Background information
- Born: 1945 Pointe-a-Pitre, Guadeloupe, France
- Genres: Jazz, Biguine
- Occupation: Musician
- Instrument: Piano

= Alain Jean-Marie =

French pianist

Alain Jean-Marie (born 1945 in Pointe-a-Pitre, Guadeloupe) is a French jazz pianist.

==Biography==
Jean-Marie taught himself to play piano from age eight. He played in dance orchestras in Guadeloupe (especially that of Robert Mavounzy), lived in Canada from 1967 to 1970 and then in the Antilles. He made his first recordings in 1969 (released in 1997 as piano biguines). At the same time he played regularly with the trio of Winston Berkley and Jean Claude Montredon. In 1973, he moved to Paris, where he accompanied jazz musicians such as Chet Baker, Sonny Stitt, Art Farmer, Johnny Griffin, Lee Konitz, and Max Roach. In 1979, he debuted with his own trio (Al Levitt on percussion, Gus Nemeth and later Riccardo Del Fra on bass). Since the 1980s, he has regularly performed with Barney Wilen, including as a duo on albums such as La Notenbleue (1986) and Dreamtime (1992). In 1986, he regularly accompanied Dee Dee Bridgewater. In 1987 he recorded the album Latin Alley in a duo with Niels-Henning Ørsted Pedersen. In 1990 he accompanied Abbey Lincoln on the album World Is Falling Down with Jackie McLean, Billy Higgins and Charlie Haden. In 1991 he played with Henri Texier (bass) and Aldo Romano (drums) on The Scene Is Clean. His 1992 trio album Biguine Reflections was influenced by the music of the Antilles as well as bebop. He also played in a trio with Gilles Naturel and John Betsch (Lazy Afternoon, 2000) and recorded his first solo album in 1999 (Afterblue, which received the Prix Boris Vian). In 2004, a second solo album, Thats What, followed.

Jean-Marie also played with Guadeloupe musicians such as the guitarist André Condouant (Clean & Class, 1997), a group of musicians from Guadeloupe under the trumpeter Franck Nicolas (Jazz Ka Philosophy) and the saxophonist Jocelyn Ménard (Men Art Works).
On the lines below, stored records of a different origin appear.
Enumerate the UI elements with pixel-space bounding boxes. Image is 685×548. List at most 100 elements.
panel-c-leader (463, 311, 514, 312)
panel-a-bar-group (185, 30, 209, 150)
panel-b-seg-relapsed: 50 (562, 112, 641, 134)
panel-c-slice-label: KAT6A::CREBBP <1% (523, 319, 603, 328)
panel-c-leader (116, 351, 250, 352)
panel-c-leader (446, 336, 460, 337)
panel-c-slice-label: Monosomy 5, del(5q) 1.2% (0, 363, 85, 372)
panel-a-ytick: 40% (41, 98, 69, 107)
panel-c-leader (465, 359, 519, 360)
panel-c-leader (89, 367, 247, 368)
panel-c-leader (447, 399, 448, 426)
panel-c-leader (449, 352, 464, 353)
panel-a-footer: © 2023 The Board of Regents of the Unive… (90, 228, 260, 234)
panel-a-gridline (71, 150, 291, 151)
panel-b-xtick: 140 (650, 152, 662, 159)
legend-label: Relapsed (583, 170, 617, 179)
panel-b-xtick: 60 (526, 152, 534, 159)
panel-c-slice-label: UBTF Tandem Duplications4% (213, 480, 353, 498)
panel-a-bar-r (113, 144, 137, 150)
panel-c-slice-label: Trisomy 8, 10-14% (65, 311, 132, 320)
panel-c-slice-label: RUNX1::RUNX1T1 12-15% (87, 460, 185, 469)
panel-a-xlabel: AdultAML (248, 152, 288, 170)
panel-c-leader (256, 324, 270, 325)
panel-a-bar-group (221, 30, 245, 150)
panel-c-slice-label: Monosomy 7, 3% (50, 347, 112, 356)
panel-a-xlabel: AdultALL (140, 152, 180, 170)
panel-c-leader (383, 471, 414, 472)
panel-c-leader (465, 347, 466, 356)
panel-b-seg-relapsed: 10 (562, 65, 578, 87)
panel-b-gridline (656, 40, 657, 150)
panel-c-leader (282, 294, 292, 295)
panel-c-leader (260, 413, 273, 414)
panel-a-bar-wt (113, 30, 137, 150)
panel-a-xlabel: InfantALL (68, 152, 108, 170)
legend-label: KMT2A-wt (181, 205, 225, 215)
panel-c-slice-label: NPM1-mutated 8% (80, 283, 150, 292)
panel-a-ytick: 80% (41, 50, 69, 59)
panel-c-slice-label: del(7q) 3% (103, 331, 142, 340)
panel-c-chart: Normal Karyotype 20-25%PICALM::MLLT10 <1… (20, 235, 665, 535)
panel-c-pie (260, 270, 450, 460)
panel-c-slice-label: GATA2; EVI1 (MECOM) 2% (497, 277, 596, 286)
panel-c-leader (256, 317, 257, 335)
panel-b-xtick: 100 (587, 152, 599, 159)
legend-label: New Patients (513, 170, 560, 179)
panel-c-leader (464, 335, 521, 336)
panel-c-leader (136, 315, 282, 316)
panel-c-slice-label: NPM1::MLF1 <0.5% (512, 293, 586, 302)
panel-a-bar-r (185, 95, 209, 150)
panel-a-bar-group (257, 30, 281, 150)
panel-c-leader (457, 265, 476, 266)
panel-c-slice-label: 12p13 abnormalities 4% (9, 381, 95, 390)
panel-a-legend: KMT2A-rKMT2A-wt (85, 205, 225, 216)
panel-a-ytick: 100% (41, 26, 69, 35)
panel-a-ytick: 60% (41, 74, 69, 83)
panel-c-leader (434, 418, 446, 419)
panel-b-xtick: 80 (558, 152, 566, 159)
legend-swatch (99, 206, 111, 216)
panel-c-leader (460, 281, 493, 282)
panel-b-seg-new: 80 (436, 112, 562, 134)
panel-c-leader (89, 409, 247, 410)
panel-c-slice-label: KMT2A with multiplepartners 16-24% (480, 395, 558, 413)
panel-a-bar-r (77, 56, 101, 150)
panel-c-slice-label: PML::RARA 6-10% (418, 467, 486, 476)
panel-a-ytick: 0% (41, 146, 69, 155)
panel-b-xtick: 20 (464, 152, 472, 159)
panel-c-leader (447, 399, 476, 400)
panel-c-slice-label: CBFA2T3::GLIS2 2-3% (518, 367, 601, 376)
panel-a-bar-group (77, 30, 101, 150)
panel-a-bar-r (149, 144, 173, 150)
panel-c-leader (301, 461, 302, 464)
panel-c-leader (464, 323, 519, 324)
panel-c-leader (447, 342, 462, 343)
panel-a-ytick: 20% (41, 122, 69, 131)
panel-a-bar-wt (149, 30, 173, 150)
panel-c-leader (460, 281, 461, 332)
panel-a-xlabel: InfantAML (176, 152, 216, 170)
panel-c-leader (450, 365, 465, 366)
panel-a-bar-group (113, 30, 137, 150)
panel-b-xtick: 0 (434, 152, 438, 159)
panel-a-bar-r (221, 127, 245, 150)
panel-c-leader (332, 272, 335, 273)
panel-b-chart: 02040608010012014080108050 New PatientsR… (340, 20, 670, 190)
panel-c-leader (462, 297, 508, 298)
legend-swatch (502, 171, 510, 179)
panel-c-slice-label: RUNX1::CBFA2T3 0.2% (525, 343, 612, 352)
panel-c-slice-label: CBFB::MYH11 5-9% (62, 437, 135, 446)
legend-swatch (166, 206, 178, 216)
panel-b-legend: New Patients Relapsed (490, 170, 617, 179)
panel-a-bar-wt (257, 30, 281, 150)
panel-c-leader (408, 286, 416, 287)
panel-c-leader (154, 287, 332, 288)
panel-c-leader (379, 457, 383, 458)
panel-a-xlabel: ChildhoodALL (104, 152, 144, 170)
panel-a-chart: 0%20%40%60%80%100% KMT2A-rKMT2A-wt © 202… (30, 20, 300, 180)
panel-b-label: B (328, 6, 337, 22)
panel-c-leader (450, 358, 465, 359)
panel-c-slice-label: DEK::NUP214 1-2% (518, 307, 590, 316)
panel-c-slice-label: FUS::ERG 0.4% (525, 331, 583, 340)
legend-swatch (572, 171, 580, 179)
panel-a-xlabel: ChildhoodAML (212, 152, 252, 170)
He also worked with Jacques Vidal / Frédéric Sylvestre, with Michel Graillier (Portrait in Black & White, 1995), Boulou and Elios Ferré (Intersection, 2001, Live in Montpellier, 2006), with Xavier Richardeau, Sara Lazarus and Ted Curson (In Paris, Live At The Sunside, 2006).

In 1979, he received the Prix Django Reinhardt and in 2000 the Django d'Or.

==Discography==
- The Complete Alain Jean-Marie Biguine Reflections (:fr:Frémeaux & Associés, 1992–2013)
With Teddy Edwards
- La Villa: Live in Paris (Verve/Gitanes, 1993)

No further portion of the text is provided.